My web application consists of library type system where books have due dates.
I have the current date displayed on my page, simply by using this:
date_default_timezone_set('Europe/London');
$date = date;
print $date("d/m/Y");
I have set 'date' as a variable because I'm not sure if it makes a difference when I use it in the IF statement you're about see, on my library books page.
On this page, I am simply outputting the due dates of the books, many have dates which have not yet reached todays date, and others which have dates greater than todays date.
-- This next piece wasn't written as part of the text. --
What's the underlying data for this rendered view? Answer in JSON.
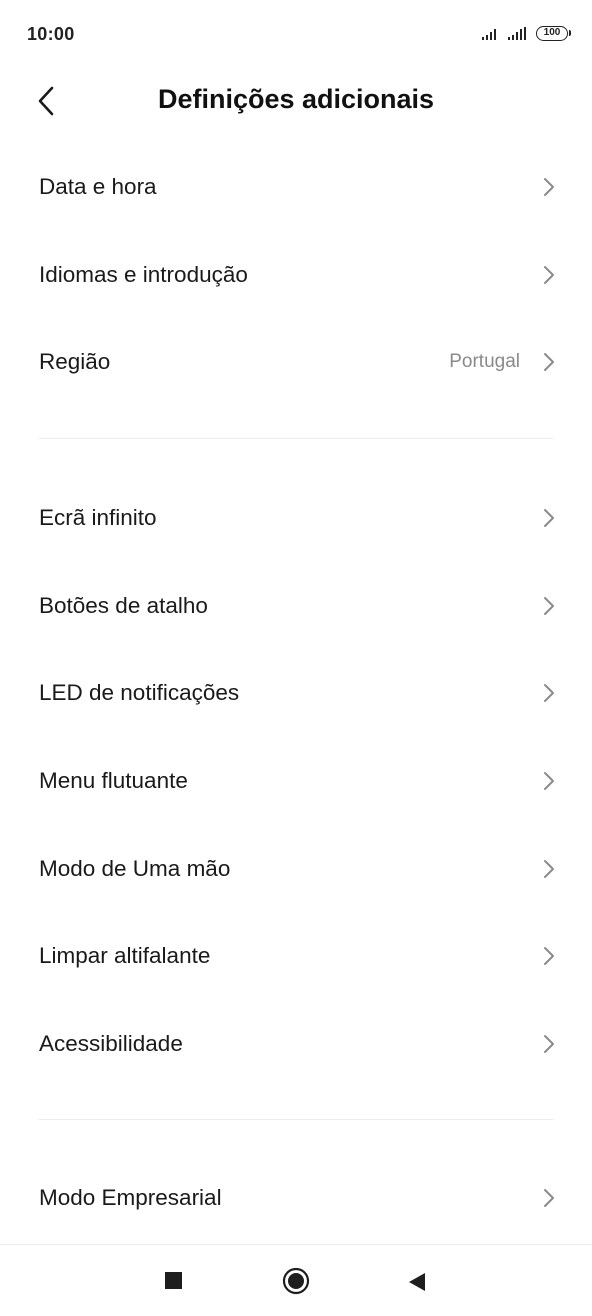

Basically, all I want is the due date to appear bold (or strong), if it has passed todays date (the system displayed date). This is what I have and thought would work:
<?
if ($duedate < $date) {
echo '<td><strong>';
} else {
echo '<td>';
} ?>
<?php echo $date('d/m/Y', $timestamp);?></strong></td>
I have declared $timestamp as a var which converts the date of default MySQL format to a UK version. Can anyone help me out? I thought this would've been very straight forward!
try:
if (strtotime($duedate) < time()) {
// oooh, your book is late!
}
Instead of working with the formatted dates, work with their timestamps. Either convert them back with strtotime() or use time() instead of date. Timestamps can be compared like regular numbers, because that's what they just are.
Okay :) Let's start here:
$date = date; // Wrong!
print $date("d/m/Y");
The above only works because PHP thinks date is a constant. But since you didnt set this constant PHP will convert it to the string 'date'. So $date contains 'date'. Then, when calling $date() as a function, PHP evaluates $date's content, which is 'date' and uses that as the function name, e.g. date(). What you really wanted to do was just $date = date('d/m/y').
Here is how date works:
string date ( string $format [, int $timestamp ] )
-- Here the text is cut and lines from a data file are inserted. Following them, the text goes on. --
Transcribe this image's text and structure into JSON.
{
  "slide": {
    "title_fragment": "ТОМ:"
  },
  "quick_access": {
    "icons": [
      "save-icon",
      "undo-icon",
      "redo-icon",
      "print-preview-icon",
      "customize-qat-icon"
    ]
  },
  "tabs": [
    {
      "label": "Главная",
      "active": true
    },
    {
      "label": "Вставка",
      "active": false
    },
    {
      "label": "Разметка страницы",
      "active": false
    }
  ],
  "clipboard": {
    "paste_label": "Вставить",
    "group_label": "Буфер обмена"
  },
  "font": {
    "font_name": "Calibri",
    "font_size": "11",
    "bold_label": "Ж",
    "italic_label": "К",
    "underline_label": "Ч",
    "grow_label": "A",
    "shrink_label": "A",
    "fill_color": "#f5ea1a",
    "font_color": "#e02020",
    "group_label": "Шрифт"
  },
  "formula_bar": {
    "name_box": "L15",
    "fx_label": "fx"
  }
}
First argument is the desired output format, the second argument is an optional timestamp for which the output will be generated. If omitted it will be now. The function returns the output as string.
I assume your $duedates are already formatted strings, e.g. 2010-04-06. So when you do $duedate < $date, you are really doing a string comparison, because both variables hold formatted strings, but not timestamps.
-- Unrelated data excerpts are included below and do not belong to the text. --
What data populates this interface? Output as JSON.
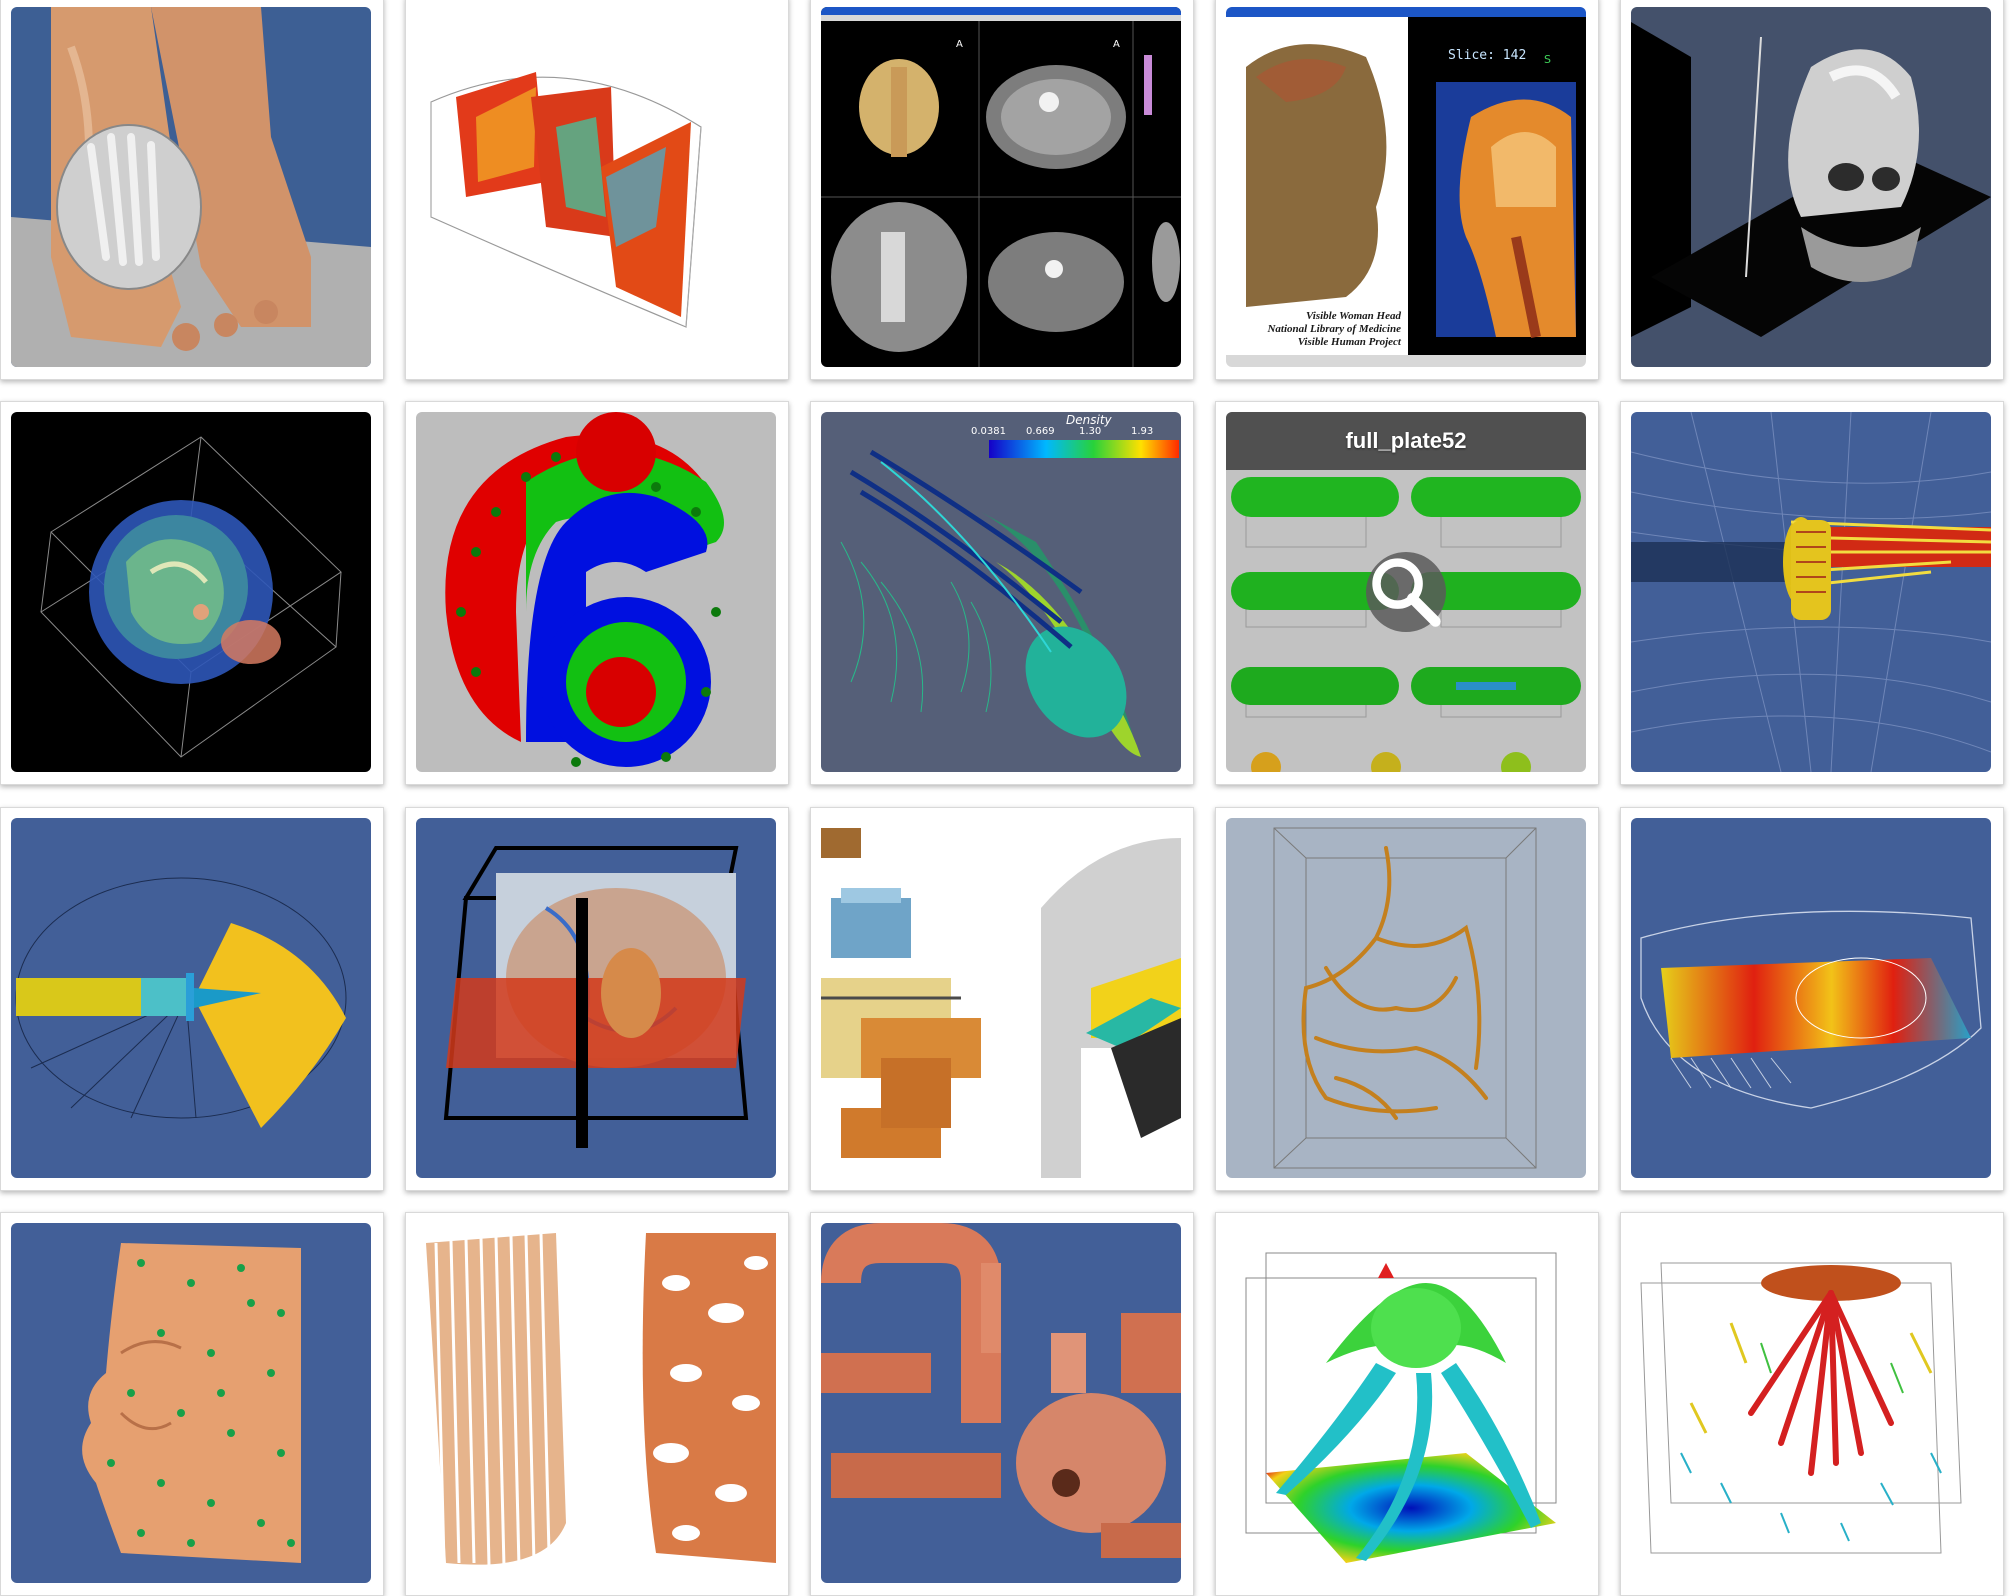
{
  "gallery": {
    "tiles": [
      {
        "subject": "foot-xray-cutaway"
      },
      {
        "subject": "wedge-slices"
      },
      {
        "subject": "ct-viewer",
        "annotations": {
          "left_panel_label": "A",
          "right_panel_label": "A"
        }
      },
      {
        "subject": "visible-woman-head",
        "caption_lines": [
          "Visible Woman Head",
          "National Library of Medicine",
          "Visible Human Project"
        ],
        "slice_label": "Slice: 142",
        "side_label": "S"
      },
      {
        "subject": "skull-planes"
      },
      {
        "subject": "brain-volume-box"
      },
      {
        "subject": "number-six-surface"
      },
      {
        "subject": "space-shuttle-flow",
        "colorbar": {
          "title": "Density",
          "ticks": [
            "0.0381",
            "0.669",
            "1.30",
            "1.93"
          ]
        }
      },
      {
        "subject": "full-plate-grid",
        "hover_title": "full_plate52",
        "zoom_icon": "magnifier-icon"
      },
      {
        "subject": "streamline-tube"
      },
      {
        "subject": "half-disk-flow"
      },
      {
        "subject": "head-orthogonal-slices"
      },
      {
        "subject": "engine-cutaway"
      },
      {
        "subject": "vascular-tree"
      },
      {
        "subject": "fan-slice-heatmap"
      },
      {
        "subject": "face-points"
      },
      {
        "subject": "face-contour-stripes"
      },
      {
        "subject": "copper-pipes"
      },
      {
        "subject": "tentacle-surface"
      },
      {
        "subject": "vector-glyphs"
      }
    ]
  }
}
Timestamps on the other hand are just numbers. A timestamp is the current time measured in the number of seconds since the Unix Epoch (January 1 1970 00:00:00 GMT). You can get the timestamp for the current date and time with the function time() and you can convert strings that represent dates with strtotime(). So when you want to compare your dates, do
if ( strtotime($duedate) < time() ) { // ... do something
And that's really all there is to it.